Catania-Roma Tachtsidis

(D. Galli) De Rossi è infortunato, Pjanic è squalificato, Florenzi e Bradley sono intermedi. Toccherà a lui. Per forza. Prendere per mano la Roma spetterà a Panagiotis Tachtsidis, il greco venuto da Verona, l’eroe mancato, il diseredato dall’Olimpico. Avrà le chiavi del centrocampo. E per questo avrà bisogno del sostegno del suo stadio. Sostegno che non ha avuto contro l’Inter l’altro ieri. «Sta giù. Parecchio giù», dicono a Trigoria. La società è preoccupata. Il morale di Panagiotis ha toccato un minimo storico. Colpa, se volete, di un colossale equivoco. Quando domenica sera è entrato in campo per sostituire De Rossi, i tifosi non sapevano che il cambio era obbligato, che Daniele era infortunato, che Zeman non aveva alternative, che quell’avvicendamento era logico. Inevitabile.

Tachtsidis è stato accolto da salve di fischi e una valanga di pessimismo cosmico. È dura a 22 anni – li compirà il 15 febbraio, e rischia di essere un compleanno triste – dover prendere il posto di Capitan Futuro, di uno che sarà anche contestato da qualcuno ma che è pur sempre un’icona del romanismo, un totem, un totem specie in confronto a un semi Carneade, uno che l’anno scorso calcava i campi di Serie B. È dura. È pesante. Avverti la pressione. Se poi i tuoi tifosi non ti aiutano, in quei 45 minuti in cui indossi la maglia della Roma non porti una croce, ma un macigno.

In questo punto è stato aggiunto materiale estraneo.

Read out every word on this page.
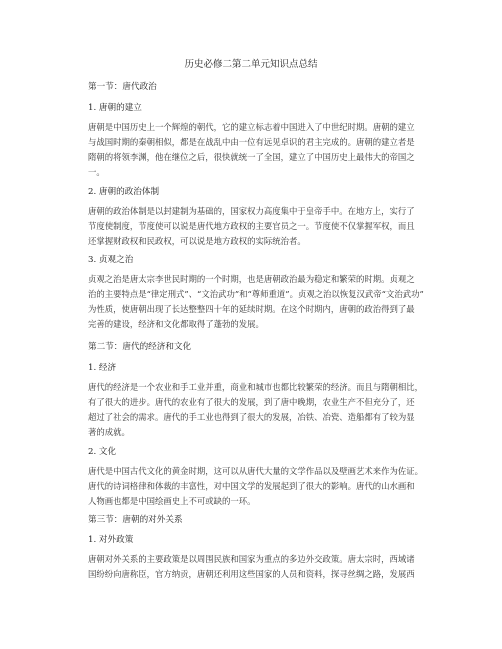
历史必修二第二单元知识点总结
第一节：唐代政治
1. 唐朝的建立
唐朝是中国历史上一个辉煌的朝代，它的建立标志着中国进入了中世纪时期。唐朝的建立
与战国时期的秦朝相似，都是在战乱中由一位有远见卓识的君主完成的。唐朝的建立者是
隋朝的将领李渊，他在继位之后，很快就统一了全国，建立了中国历史上最伟大的帝国之
一。
2. 唐朝的政治体制
唐朝的政治体制是以封建制为基础的，国家权力高度集中于皇帝手中。在地方上，实行了
节度使制度，节度使可以说是唐代地方政权的主要官员之一。节度使不仅掌握军权，而且
还掌握财政权和民政权，可以说是地方政权的实际统治者。
3. 贞观之治
贞观之治是唐太宗李世民时期的一个时期，也是唐朝政治最为稳定和繁荣的时期。贞观之
治的主要特点是“律定刑式”、“文治武功”和“尊师重道”。贞观之治以恢复汉武帝“文治武功”
为性质，使唐朝出现了长达整整四十年的延续时期。在这个时期内，唐朝的政治得到了最
完善的建设，经济和文化都取得了蓬勃的发展。
第二节：唐代的经济和文化
1. 经济
唐代的经济是一个农业和手工业并重，商业和城市也都比较繁荣的经济。而且与隋朝相比，
有了很大的进步。唐代的农业有了很大的发展，到了唐中晚期，农业生产不但充分了，还
超过了社会的需求。唐代的手工业也得到了很大的发展，冶铁、冶瓷、造船都有了较为显
著的成就。
2. 文化
唐代是中国古代文化的黄金时期，这可以从唐代大量的文学作品以及壁画艺术来作为佐证。
唐代的诗词格律和体裁的丰富性，对中国文学的发展起到了很大的影响。唐代的山水画和
人物画也都是中国绘画史上不可或缺的一环。
第三节：唐朝的对外关系
1. 对外政策
唐朝对外关系的主要政策是以周围民族和国家为重点的多边外交政策。唐太宗时，西域诸
国纷纷向唐称臣，官方纳贡，唐朝还利用这些国家的人员和资料，探寻丝绸之路，发展西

La società sta cercando adesso di recuperarlo. Moralmente, più che altro. E questo un po’ dovrebbe far riflettere. Si può fischiare un calciatore della Roma non appena fa il suo ingresso sul terreno dell’Olimpico? A Trigoria temono ora che la storia si ripeta, che Tachtsidis non venga aiutato in una partita che può decidere per davvero parte della stagione giallorossa. Perché il campionato è una cosa, e la Coppa Italia un’altra. Senza contare che chi contesta Tachtsidis, e magari sostiene (a ragione) Zeman, dimentica che l’acquisto di Panagiotis è stato chiesto proprio dal Maestro. I risultati, le medie voto, le prestazioni: finora non è stata un’operazione felice.

Ma se Zeman ha voluto questo ragazzo, se lo ha chiesto espressamente a Sabatini, è perché crede in lui. È perché vede in Panagiotis quelle qualità che (finora, sempre finora) il centrocampista non ha tirato fuori, o quantomeno non del tutto. La storia della Roma è infarcita di casi come questo, di uomini che hanno sgomitato tra bordate di fischi, che hanno onorato la maglia nonostante i malumori. Delvecchio ci faceva vedere l’orecchio. Odiato e poi amato come raramente si è amato a Roma un calciatore, per giunta non romano: milanese. Gli esempi, anche recenti, si sprecano. Perrotta c’è ancora. Stesso ruolo o quasi di Tachtsidis, stessi dubbi della tifoseria.

E Tommasi? Giocava male, veniva contestato, era un altro semi Carneade. Veniva dal Verona. Anche lui. Poi un ritornello, un coretto, un inno all’Anima Candida si impadronì dell’Olimpico. «Gioca bene gioca male lo vogliamo in Nazionale», cantavamo. A 22 anni non è facile sobbarcarsi quello che della maglia non è un onere, ma un onore. Domani, Panagiotis avrà bisogno dei tifosi. Di tutti i tifosi. Anche di quelli che domenica lo fischiavano. Perché domani è un altro giorno, un’altra competizione, un’altra Inter, un’altra Roma. È la Coppa Italia, è il sogno di una stella d’argento, è il sogno di tutti. Anche di Tachtsidis.